Poor storage: Your pharmacy is probably spoiling medicines

The medicines you consume probably aren’t working as effectively as they should, because pharmacies often don’t adhere to the specified storage conditions.

Published: 29th August 2019 03:45 AM  |   Last Updated: 29th August 2019 08:59 AM   |  A+A-

pills, medicines

Image used for representation purpose. (Express Illustrations)

Express News Service

HYDERABAD: The medicines you consume probably aren’t working as effectively as they should, because pharmacies often don’t adhere to the specified storage conditions. Most medicines — including tablets, capsules, ointments and injections — carry labels mentioning the conditions under which they must be stored. While a common condition is a ‘cool and dry place’, another important specification is the temperature.

Apart from medicines that require refrigeration, most mention that they must be stored at less than 30 degree Celsius, an international standard as per the World Health Organization (WHO) guidelines. Some mention that they must be stored at ambient, room, or normal temperature, which means the same.

Unfortunately, in tropical places like Hyderabad, where temperatures even climb beyond 40 degree Celsius, many pharmacies have no air conditioning (AC) system to control the temperature. As a result, medicines are not stored in the required conditions, affecting their efficacy and shelf life.

When a group of researchers from a well-known private research institute in Hyderabad conducted a study on 108 pharmacies selected from all zones under the GHMC, they found that 83 per cent of the pharmacies did not have ACs to maintain the right temperature, and argued that having ACs at pharmacies must be mandated by law.

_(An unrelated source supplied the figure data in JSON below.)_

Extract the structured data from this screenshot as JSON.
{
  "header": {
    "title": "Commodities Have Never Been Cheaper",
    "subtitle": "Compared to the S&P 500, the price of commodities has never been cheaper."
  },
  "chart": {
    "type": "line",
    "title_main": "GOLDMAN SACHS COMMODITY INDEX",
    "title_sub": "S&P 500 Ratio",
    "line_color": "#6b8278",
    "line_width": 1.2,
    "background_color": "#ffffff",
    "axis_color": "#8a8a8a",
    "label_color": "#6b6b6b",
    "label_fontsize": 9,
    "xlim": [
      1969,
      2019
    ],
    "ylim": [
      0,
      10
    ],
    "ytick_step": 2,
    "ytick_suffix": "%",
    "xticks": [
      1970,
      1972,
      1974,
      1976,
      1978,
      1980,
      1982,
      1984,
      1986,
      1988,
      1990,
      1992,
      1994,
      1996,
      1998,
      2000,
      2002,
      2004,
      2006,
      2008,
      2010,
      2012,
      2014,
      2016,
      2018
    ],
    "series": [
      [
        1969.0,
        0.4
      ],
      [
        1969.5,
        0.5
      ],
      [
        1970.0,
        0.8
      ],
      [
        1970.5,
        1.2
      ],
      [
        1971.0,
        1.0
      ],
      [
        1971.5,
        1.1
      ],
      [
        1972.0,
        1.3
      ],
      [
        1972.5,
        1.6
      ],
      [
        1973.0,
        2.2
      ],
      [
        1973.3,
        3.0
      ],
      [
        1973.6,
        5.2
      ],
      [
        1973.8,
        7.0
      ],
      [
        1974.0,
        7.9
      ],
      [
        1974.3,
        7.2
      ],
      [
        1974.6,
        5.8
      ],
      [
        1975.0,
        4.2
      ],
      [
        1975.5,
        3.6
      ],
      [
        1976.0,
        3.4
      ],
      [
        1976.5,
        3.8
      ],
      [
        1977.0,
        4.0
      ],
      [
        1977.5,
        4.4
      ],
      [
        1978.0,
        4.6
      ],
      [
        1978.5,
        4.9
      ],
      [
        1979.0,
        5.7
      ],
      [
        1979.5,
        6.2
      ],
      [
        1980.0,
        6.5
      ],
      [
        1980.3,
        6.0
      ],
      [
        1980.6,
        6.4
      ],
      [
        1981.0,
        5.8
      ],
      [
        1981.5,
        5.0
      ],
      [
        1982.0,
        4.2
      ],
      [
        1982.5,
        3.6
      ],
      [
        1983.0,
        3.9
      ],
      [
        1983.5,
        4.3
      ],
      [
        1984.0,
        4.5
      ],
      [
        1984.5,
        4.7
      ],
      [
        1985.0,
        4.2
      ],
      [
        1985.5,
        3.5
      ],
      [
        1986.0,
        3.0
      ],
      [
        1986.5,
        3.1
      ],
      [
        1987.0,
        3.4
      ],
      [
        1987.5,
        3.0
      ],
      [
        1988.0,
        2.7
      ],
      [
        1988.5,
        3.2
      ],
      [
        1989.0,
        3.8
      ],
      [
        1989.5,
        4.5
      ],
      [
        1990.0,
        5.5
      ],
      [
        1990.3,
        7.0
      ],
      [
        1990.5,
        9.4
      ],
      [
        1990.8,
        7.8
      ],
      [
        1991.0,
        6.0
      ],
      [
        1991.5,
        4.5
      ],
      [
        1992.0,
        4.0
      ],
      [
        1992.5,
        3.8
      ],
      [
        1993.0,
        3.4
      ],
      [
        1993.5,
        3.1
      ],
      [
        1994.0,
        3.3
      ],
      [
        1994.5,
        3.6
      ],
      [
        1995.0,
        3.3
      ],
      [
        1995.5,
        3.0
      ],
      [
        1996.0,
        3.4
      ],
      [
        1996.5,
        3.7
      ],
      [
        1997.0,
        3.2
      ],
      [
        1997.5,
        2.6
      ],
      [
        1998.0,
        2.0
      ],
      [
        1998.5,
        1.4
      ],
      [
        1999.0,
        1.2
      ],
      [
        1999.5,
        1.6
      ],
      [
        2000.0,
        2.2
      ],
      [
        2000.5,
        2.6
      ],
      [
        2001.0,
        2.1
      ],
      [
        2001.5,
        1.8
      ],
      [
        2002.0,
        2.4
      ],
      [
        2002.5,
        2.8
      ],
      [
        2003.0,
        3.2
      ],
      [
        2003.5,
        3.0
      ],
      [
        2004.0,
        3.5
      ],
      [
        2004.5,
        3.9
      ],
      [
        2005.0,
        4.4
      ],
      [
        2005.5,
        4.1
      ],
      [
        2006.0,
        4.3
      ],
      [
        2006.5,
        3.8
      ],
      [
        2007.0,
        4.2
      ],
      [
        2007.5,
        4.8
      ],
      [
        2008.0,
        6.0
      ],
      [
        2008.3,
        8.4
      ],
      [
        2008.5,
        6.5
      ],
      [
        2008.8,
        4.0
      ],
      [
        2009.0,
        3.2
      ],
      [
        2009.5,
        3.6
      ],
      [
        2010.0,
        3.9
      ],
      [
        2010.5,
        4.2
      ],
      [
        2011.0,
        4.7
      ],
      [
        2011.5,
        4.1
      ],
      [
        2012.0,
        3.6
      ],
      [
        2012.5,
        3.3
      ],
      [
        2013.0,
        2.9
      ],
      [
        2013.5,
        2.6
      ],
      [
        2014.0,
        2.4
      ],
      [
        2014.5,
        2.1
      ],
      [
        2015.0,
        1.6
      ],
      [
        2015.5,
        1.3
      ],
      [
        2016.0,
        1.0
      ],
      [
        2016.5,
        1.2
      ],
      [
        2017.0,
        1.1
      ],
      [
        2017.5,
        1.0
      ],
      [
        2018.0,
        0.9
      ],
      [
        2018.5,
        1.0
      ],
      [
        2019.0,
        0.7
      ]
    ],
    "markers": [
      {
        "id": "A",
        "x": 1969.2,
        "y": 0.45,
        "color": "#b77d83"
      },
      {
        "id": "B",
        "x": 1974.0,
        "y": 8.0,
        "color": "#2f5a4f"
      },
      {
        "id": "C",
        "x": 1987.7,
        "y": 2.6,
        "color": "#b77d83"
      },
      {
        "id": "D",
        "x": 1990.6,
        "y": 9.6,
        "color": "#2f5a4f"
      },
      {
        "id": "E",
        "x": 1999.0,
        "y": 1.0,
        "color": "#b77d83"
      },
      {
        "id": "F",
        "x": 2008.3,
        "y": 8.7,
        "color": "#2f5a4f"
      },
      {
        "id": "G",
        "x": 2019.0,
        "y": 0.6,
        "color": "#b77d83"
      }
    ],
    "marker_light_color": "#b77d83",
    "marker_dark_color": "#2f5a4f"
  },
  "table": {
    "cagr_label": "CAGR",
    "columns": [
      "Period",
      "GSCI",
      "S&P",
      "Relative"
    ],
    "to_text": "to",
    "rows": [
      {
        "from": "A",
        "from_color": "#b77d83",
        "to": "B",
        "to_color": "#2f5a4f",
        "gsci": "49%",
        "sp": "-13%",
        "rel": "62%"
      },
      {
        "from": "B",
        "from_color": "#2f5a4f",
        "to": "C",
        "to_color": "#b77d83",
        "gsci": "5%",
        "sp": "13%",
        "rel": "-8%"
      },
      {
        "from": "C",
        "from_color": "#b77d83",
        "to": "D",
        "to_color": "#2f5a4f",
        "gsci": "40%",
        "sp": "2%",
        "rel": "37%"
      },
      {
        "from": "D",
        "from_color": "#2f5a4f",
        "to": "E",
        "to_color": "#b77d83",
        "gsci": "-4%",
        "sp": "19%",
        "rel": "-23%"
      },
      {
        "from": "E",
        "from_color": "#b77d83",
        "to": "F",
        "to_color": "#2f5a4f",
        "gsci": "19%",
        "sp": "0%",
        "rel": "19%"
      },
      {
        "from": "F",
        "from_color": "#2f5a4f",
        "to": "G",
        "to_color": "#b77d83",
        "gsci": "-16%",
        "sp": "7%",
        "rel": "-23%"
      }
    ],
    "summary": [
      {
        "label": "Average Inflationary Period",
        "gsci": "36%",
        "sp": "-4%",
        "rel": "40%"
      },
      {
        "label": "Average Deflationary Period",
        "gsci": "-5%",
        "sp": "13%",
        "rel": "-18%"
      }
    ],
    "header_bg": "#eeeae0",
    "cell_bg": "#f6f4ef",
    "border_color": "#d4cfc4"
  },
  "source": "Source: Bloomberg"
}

‘Take action against erring pharmacies’

However, uncontrolled room temperature is not the only problem. “The temperatures surrounding refrigerators at pharmacies are very high, but many pharmacies stack medicines even at these places. It should be ensured that all pharmacies adhere to the temperature and humidity storage conditions as printed on medicine labels, and the government authorities concerned must take action against erring pharmacies,” said Indian Pharmacological Society president Dr B Dinesh Kumar.

The Central Drugs Standard Control Organisation (CDSCO) last year released draft guidelines on good distribution practices for pharmaceutical products, which has provisions on ensuring that temperature and environment storage norms are adhered to.